After gold, oil is probably one of the first commodity markets investors will trade.
Oil is considered to be a lynchpin of the global economic, and ever since the energy crisis in 1973, economists have focused on oil and its relationship with the global economy.
Regular media coverage of energy markets also means that traders will keep an eye on the oil price and seek to measure its likely impact on other markets.
But not all oil is created equally, and newcomers may wonder why they see more than one oil contract on their trading screens.
Light versus heavy
Oil is measured according to its quality, like other commodities. For starters, oil has a weight, a gravity attached to it by the American Petroleum Institute (API).
This compares its liquid density to water, with ‘light’ crude oil having a higher rating (e.g. 60-70) than heavier and denser oil (10-20). Much depends on which oil fields the crude has been pumped from.
Sweet versus sour
The level of sweetness of oil is based on its sulphur content.
Sweet crude, generally oil with a sulphur content of less than 0.5%, tends to come from the North Sea fields, the central US, Africa and Asia. The sourer product will come from the Gulf of Mexico, Canadian oil sands, the Middle East (e.g. Saudi Arabia) and South America (e.g. Brazil).
Oil buyers tend to prefer the more high performance, sweeter variety.
Brent and WTI
Oil has two benchmark trading contracts in the futures market, namely Brent and WTI or West Texas Intermediate.
Brent crude is the benchmark for oil from Europe, the Middle East and Africa. It still tends to trade at a discount to WTI, which is sweeter.
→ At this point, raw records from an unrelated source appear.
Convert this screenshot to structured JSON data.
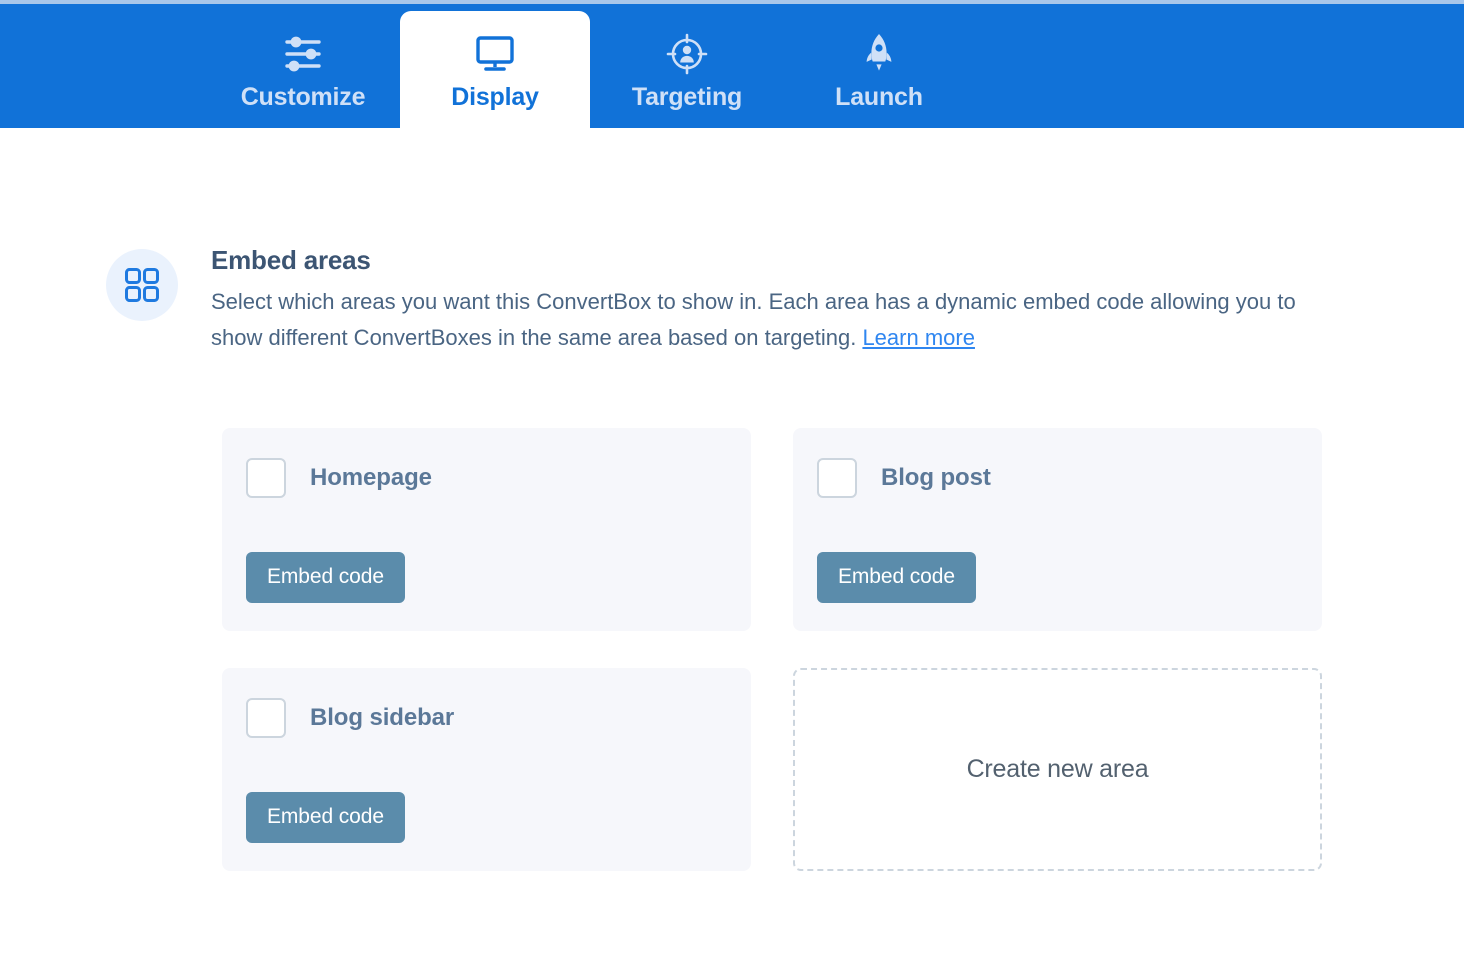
{
  "tabs": [
    {
      "label": "Customize",
      "icon": "sliders-icon",
      "active": false
    },
    {
      "label": "Display",
      "icon": "monitor-icon",
      "active": true
    },
    {
      "label": "Targeting",
      "icon": "target-person-icon",
      "active": false
    },
    {
      "label": "Launch",
      "icon": "rocket-icon",
      "active": false
    }
  ],
  "section": {
    "icon": "grid-icon",
    "title": "Embed areas",
    "description": "Select which areas you want this ConvertBox to show in. Each area has a dynamic embed code allowing you to show different ConvertBoxes in the same area based on targeting. ",
    "learn_more": "Learn more"
  },
  "areas": [
    {
      "label": "Homepage",
      "checked": false,
      "button": "Embed code"
    },
    {
      "label": "Blog post",
      "checked": false,
      "button": "Embed code"
    },
    {
      "label": "Blog sidebar",
      "checked": false,
      "button": "Embed code"
    }
  ],
  "create_area": {
    "label": "Create new area"
  },
  "colors": {
    "brand_blue": "#1172d8",
    "tab_inactive_text": "#cfe0f7",
    "heading": "#3c5573",
    "body_text": "#4a6583",
    "link": "#2f86f0",
    "card_bg": "#f6f7fb",
    "button_bg": "#5b8cab",
    "checkbox_border": "#ccd5de",
    "icon_circle_bg": "#eaf2fd"
  }
}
Both markets will generally be seen to correlate over the longer term, but sometimes there will be short term price dislocations, leading to Brent seizing the higher ground. Some brokers will offer only the single contract – Brent, for example, is a firm favourite for smaller UK spread betting platforms.
Oil can also be traded as an ETF product on stock exchanges – e.g. USO, DWTI, OIL and UCO.